A morte não é a maior perda da vida. A maior perda é o que morre dentro de nós enquanto vivemos*




 Dia terrível....

Fim de semana terrível....

Mês terrível....

Ano demasiadamente terrível.


A gente sabe que tem ano que dói mais que o normal pra fluir. São razões inexplicáveis, algo quase esotérico. Tenho certeza que se algum estatístico pegasse os dados pela mão e fizessem as contas, concluiria que esse ano foi tão ruim (ou bom) quanto qualquer outro, em termos de mortes, inflação, fome, deficit de tantas coisas que temos assistido boquiabertos acontecer e piorar a cada dia.

Mas sou testemunha que fatos e dados não contam muito nessa hora. Quando a gente sente o dia pesando, ou o mês, o ano, nada nos fará sentir diferente. E 2021 está sendo Esse ano.
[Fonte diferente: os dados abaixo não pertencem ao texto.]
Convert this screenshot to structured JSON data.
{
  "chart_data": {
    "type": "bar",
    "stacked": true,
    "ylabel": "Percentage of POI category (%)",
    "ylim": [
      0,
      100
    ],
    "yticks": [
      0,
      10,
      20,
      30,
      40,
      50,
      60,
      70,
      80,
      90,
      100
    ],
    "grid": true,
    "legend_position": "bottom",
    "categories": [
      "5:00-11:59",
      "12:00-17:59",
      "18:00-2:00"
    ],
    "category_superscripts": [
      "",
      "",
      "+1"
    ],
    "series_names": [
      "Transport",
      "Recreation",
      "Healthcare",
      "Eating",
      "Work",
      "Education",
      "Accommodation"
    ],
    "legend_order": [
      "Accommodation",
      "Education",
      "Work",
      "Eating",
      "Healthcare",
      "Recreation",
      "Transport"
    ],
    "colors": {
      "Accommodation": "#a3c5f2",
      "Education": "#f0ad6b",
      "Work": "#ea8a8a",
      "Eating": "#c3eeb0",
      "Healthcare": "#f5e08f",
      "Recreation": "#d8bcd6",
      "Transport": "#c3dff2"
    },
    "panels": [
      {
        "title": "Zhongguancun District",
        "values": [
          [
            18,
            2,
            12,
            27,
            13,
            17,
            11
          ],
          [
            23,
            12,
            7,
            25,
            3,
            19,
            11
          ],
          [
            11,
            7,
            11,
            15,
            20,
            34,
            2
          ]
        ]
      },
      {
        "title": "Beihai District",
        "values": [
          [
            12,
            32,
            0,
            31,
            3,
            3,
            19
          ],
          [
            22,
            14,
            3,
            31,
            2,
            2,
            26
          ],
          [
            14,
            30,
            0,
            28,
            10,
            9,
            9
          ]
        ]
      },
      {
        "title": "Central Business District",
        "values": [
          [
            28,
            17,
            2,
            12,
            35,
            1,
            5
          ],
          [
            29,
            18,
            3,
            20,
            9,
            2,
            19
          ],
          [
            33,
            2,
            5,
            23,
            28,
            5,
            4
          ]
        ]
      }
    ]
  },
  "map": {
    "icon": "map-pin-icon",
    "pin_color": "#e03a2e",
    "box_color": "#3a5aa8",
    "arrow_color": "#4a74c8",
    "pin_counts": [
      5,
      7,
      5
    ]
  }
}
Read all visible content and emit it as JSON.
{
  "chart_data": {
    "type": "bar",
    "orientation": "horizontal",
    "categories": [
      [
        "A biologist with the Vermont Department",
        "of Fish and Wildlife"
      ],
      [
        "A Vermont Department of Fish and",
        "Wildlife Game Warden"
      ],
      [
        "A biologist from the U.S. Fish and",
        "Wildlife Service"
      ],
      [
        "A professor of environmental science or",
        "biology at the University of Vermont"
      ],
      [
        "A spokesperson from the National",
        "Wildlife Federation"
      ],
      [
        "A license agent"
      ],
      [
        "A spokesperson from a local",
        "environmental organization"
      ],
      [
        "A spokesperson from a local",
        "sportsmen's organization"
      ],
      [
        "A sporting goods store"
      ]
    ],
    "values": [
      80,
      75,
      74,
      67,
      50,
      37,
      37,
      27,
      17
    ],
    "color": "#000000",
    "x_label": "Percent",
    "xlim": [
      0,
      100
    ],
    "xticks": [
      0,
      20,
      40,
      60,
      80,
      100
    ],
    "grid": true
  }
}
Certo é que certas perdas nos afetam mais que outras, mas mais certo ainda é que cada vez que uma dessas acontece, todas as outras ficam pairando novamente sobre nossos ombros, como se estivessem acabado de acontecer.
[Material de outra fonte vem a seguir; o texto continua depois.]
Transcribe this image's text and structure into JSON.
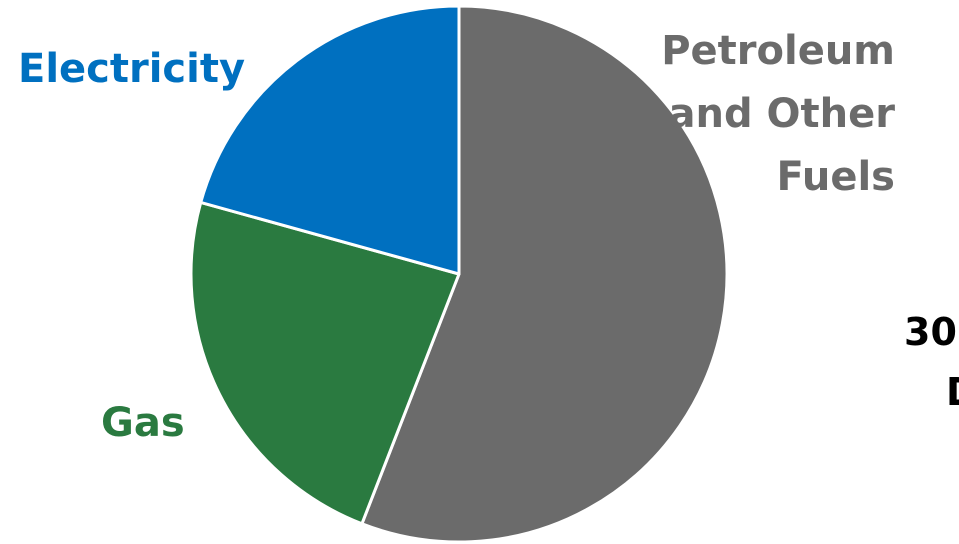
{
  "chart_data": {
    "type": "pie",
    "slices": [
      {
        "label": "Petroleum and Other Fuels",
        "label_lines": [
          "Petroleum",
          "and Other",
          "Fuels"
        ],
        "value": 55.9,
        "color": "#6b6b6b"
      },
      {
        "label": "Gas",
        "value": 23.4,
        "color": "#2a7a40"
      },
      {
        "label": "Electricity",
        "value": 20.7,
        "color": "#0070c0"
      }
    ],
    "start": "12 o'clock",
    "direction": "clockwise",
    "slice_border_color": "#ffffff"
  },
  "cut_off_text": [
    "30",
    "D"
  ]
}
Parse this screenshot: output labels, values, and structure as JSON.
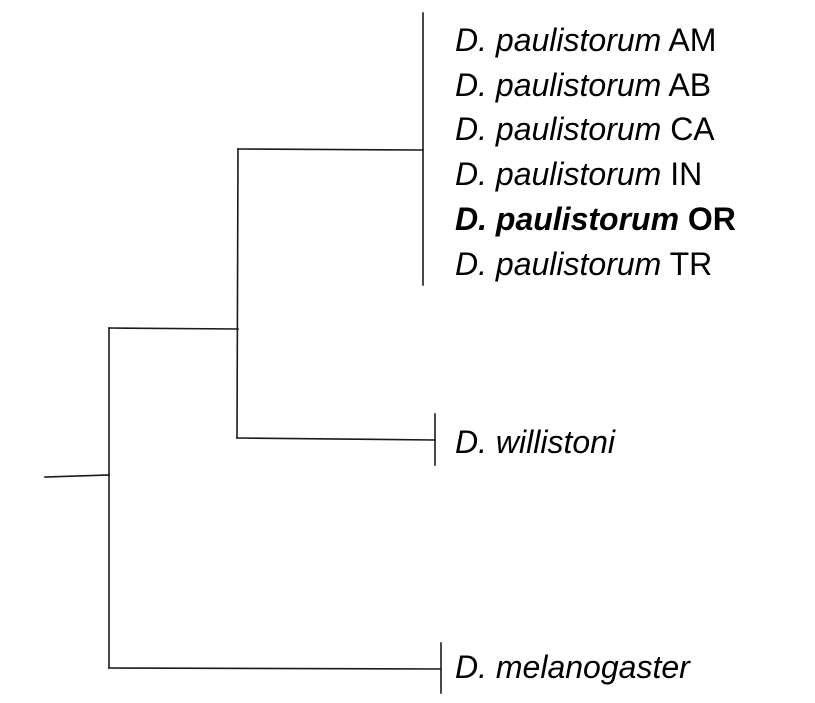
{
  "tree": {
    "clades": [
      {
        "id": "paulistorum",
        "taxa": [
          {
            "species": "D. paulistorum",
            "strain": "AM",
            "bold": false
          },
          {
            "species": "D. paulistorum",
            "strain": "AB",
            "bold": false
          },
          {
            "species": "D. paulistorum",
            "strain": "CA",
            "bold": false
          },
          {
            "species": "D. paulistorum",
            "strain": "IN",
            "bold": false
          },
          {
            "species": "D. paulistorum",
            "strain": "OR",
            "bold": true
          },
          {
            "species": "D. paulistorum",
            "strain": "TR",
            "bold": false
          }
        ]
      },
      {
        "id": "willistoni",
        "taxa": [
          {
            "species": "D. willistoni",
            "strain": "",
            "bold": false
          }
        ]
      },
      {
        "id": "melanogaster",
        "taxa": [
          {
            "species": "D. melanogaster",
            "strain": "",
            "bold": false
          }
        ]
      }
    ]
  }
}
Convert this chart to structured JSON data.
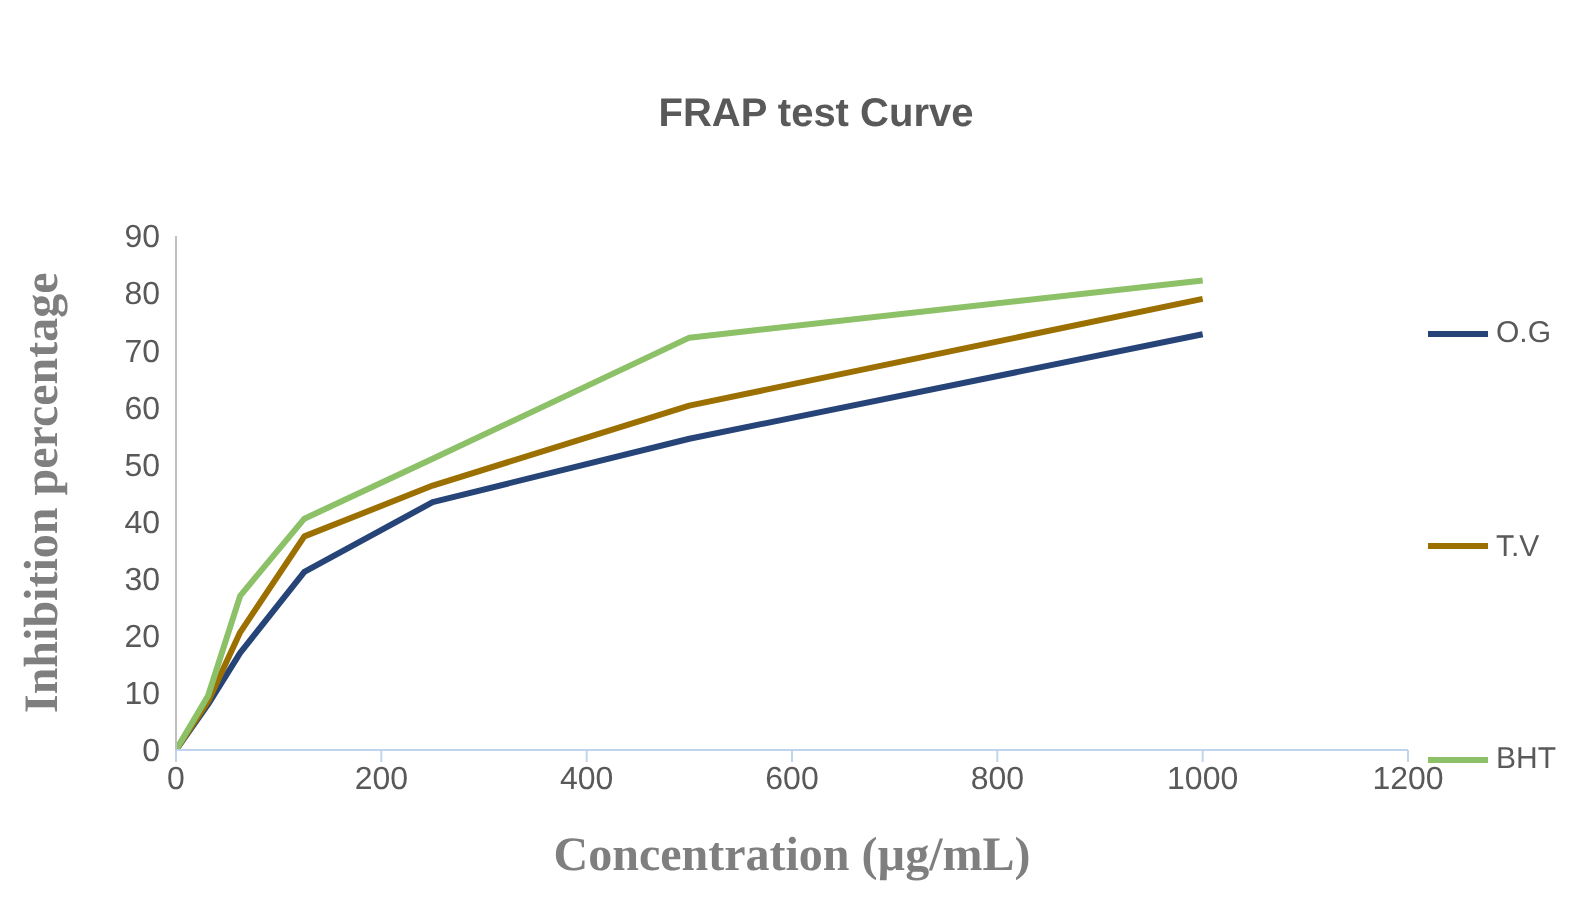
{
  "chart_data": {
    "type": "line",
    "title": "FRAP test Curve",
    "xlabel": "Concentration (µg/mL)",
    "ylabel": "Inhibition percentage",
    "x": [
      0,
      31.25,
      62.5,
      125,
      250,
      500,
      1000
    ],
    "series": [
      {
        "name": "O.G",
        "color": "#264478",
        "values": [
          0,
          8,
          17,
          31.2,
          43.4,
          54.5,
          72.8
        ]
      },
      {
        "name": "T.V",
        "color": "#9c7000",
        "values": [
          0,
          8.5,
          20.6,
          37.4,
          46.3,
          60.3,
          79
        ]
      },
      {
        "name": "BHT",
        "color": "#8cc168",
        "values": [
          0,
          9.5,
          27,
          40.5,
          51,
          72.2,
          82.2
        ]
      }
    ],
    "xlim": [
      0,
      1200
    ],
    "xticks": [
      0,
      200,
      400,
      600,
      800,
      1000,
      1200
    ],
    "ylim": [
      0,
      90
    ],
    "yticks": [
      0,
      10,
      20,
      30,
      40,
      50,
      60,
      70,
      80,
      90
    ],
    "grid": false,
    "legend": "right",
    "marker": "none",
    "line_style": "solid"
  }
}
E o fardo vai ficando bem pesado. Tão pesado que muitas vezes ficamos apáticos diante dessas coisas. Um avião que cai matando uma jovem cantora em pleno auge. Perder 3 colegas de trabalho de forma abrupta e sem sentido (sim, hoje perdemais mais um, de Covid, dessa vez, para mal dos pecados). Passar pelo luto de 2 familiares muito amados (neste ano, se for contar o ano passado a conta sobe). São coisas que vão se emaranhando em nossas entranhas, de um jeito quase indissolúvel. E tudo isso paira sobre nossas cabeças, como uma nuvem..

E sim, lógico que tem muita gente passando coisa pior por ai. Mas isso também não nos autoriza a NÃO sentir qualquer dor. A não me sentir enlutada por mim e por tantos que estão por ai sofrendo, ainda agora, com mortes de hoje, de ontem, de todos esses 2 anos de pandemia louca.
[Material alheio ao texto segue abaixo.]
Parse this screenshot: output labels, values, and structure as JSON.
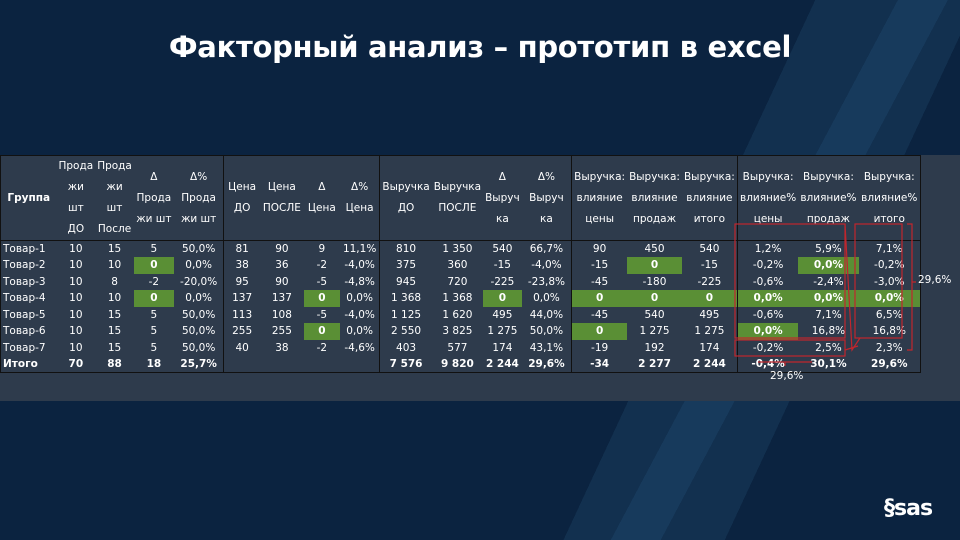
{
  "title": "Факторный анализ – прототип в excel",
  "logo_text": "sas",
  "colors": {
    "background": "#0b2340",
    "table": "#2e3b4c",
    "highlight": "#5a8f35",
    "annotation": "#c0262d"
  },
  "table": {
    "headers": [
      "Группа",
      "Прода жи шт ДО",
      "Прода жи шт После",
      "Δ Прода жи шт",
      "Δ% Прода жи шт",
      "Цена ДО",
      "Цена ПОСЛЕ",
      "Δ Цена",
      "Δ% Цена",
      "Выручка ДО",
      "Выручка ПОСЛЕ",
      "Δ Выруч ка",
      "Δ% Выруч ка",
      "Выручка: влияние цены",
      "Выручка: влияние продаж",
      "Выручка: влияние итого",
      "Выручка: влияние% цены",
      "Выручка: влияние% продаж",
      "Выручка: влияние% итого"
    ],
    "rows": [
      {
        "cells": [
          "Товар-1",
          "10",
          "15",
          "5",
          "50,0%",
          "81",
          "90",
          "9",
          "11,1%",
          "810",
          "1 350",
          "540",
          "66,7%",
          "90",
          "450",
          "540",
          "1,2%",
          "5,9%",
          "7,1%"
        ],
        "highlight": []
      },
      {
        "cells": [
          "Товар-2",
          "10",
          "10",
          "0",
          "0,0%",
          "38",
          "36",
          "-2",
          "-4,0%",
          "375",
          "360",
          "-15",
          "-4,0%",
          "-15",
          "0",
          "-15",
          "-0,2%",
          "0,0%",
          "-0,2%"
        ],
        "highlight": [
          3,
          14,
          17
        ]
      },
      {
        "cells": [
          "Товар-3",
          "10",
          "8",
          "-2",
          "-20,0%",
          "95",
          "90",
          "-5",
          "-4,8%",
          "945",
          "720",
          "-225",
          "-23,8%",
          "-45",
          "-180",
          "-225",
          "-0,6%",
          "-2,4%",
          "-3,0%"
        ],
        "highlight": []
      },
      {
        "cells": [
          "Товар-4",
          "10",
          "10",
          "0",
          "0,0%",
          "137",
          "137",
          "0",
          "0,0%",
          "1 368",
          "1 368",
          "0",
          "0,0%",
          "0",
          "0",
          "0",
          "0,0%",
          "0,0%",
          "0,0%"
        ],
        "highlight": [
          3,
          7,
          11,
          13,
          14,
          15,
          16,
          17,
          18
        ]
      },
      {
        "cells": [
          "Товар-5",
          "10",
          "15",
          "5",
          "50,0%",
          "113",
          "108",
          "-5",
          "-4,0%",
          "1 125",
          "1 620",
          "495",
          "44,0%",
          "-45",
          "540",
          "495",
          "-0,6%",
          "7,1%",
          "6,5%"
        ],
        "highlight": []
      },
      {
        "cells": [
          "Товар-6",
          "10",
          "15",
          "5",
          "50,0%",
          "255",
          "255",
          "0",
          "0,0%",
          "2 550",
          "3 825",
          "1 275",
          "50,0%",
          "0",
          "1 275",
          "1 275",
          "0,0%",
          "16,8%",
          "16,8%"
        ],
        "highlight": [
          7,
          13,
          16
        ]
      },
      {
        "cells": [
          "Товар-7",
          "10",
          "15",
          "5",
          "50,0%",
          "40",
          "38",
          "-2",
          "-4,6%",
          "403",
          "577",
          "174",
          "43,1%",
          "-19",
          "192",
          "174",
          "-0,2%",
          "2,5%",
          "2,3%"
        ],
        "highlight": []
      }
    ],
    "total": {
      "cells": [
        "Итого",
        "70",
        "88",
        "18",
        "25,7%",
        "",
        "",
        "",
        "",
        "7 576",
        "9 820",
        "2 244",
        "29,6%",
        "-34",
        "2 277",
        "2 244",
        "-0,4%",
        "30,1%",
        "29,6%"
      ]
    }
  },
  "annotations": {
    "right_sum": "29,6%",
    "bottom_sum": "29,6%"
  }
}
Sim, pandemia louca. Já pararam para refletir sobre o que foi a gente, do nada, ter que se trancar em casa e não poder mais fazer absolutamente nada do que fazíamos há tantos anos!?

Nem um velório, já que estamos falando de perdas, a gente teve o direito de fazer. E ai fica essa sensação esquisita que aqueles que partiram nunca foram embora de fato. Que a qualquer momento, vou sair de casa e me deparar com meu pai, falando alto e tomando um cafezinho preto frio. Meu amigo Marcão, nos chamando pra uma macarronada ou tomando boldo direto do meu pé no quintal. Meu primo Leo, ajudando a organizar o almoço dos raros. E minha tia Nanci, essa então, nem dá pra contar cada vez que penso que vou dar de cara com ela, na minha porta, na casa da minha mãe, enfim, em todos os lugares. E ela teve velório. Isso sem entrar no mérito de 3 colegas de trabalho, antigos, que quando entrei na Procuradoria, lá "pelos idos" de 2 de fevereiro de 1998, já lá se encontravam (Antonio Wenceslau e Jacqueline) ou chegaram pouco depois (Sérgio Tabô).

A gente nem tem noção direito de tudo isso que passou e como está impactando agora no nosso ser e ainda impactará por um milhão de anos.

Enfim, é muita areia pro meu caminhãozinho, bicho.

Agora já estamos todos com um pé na casca e outro na banana. Retomando as atividades aos poucos, metendo a cara na rua, mas sempre com aquela tensãozinha de leve de quem, mesmo vacinado, está vendo ainda gente morrer de Covid. De desastre de avião, de câncer. 

Voltar agora é mais que necessário. Sempre com cuidado. Mas precisamos sentir a realidade do mundo aos nossos pés. Os cheiros e sabores do cotidiano de nossas vidas. Sentir mesmo tudo o que acontece, de bom e de ruim.

Antes que fiquemos inevitavelmente fóbicos (alguns de nós, certeza que já estão).

E isso é morrer em vida. O que é inaceitável ao meu ver, além de extremamente cafona.

Viver não tem preço. A gente sabe que a morte se contrapõe à vida até como forma de nos fazer sentir a importância de tudo isso que temos ao alcance da mão e nem sempre conseguimos enxergar.

Mas que não é fácil, não é, como diria Safo de Lesbo:

"Se a morte fosse um bem, os deuses não seriam imortais."

Nós somos.

Mas enquanto isso, vamos vivendo da melhor maneira!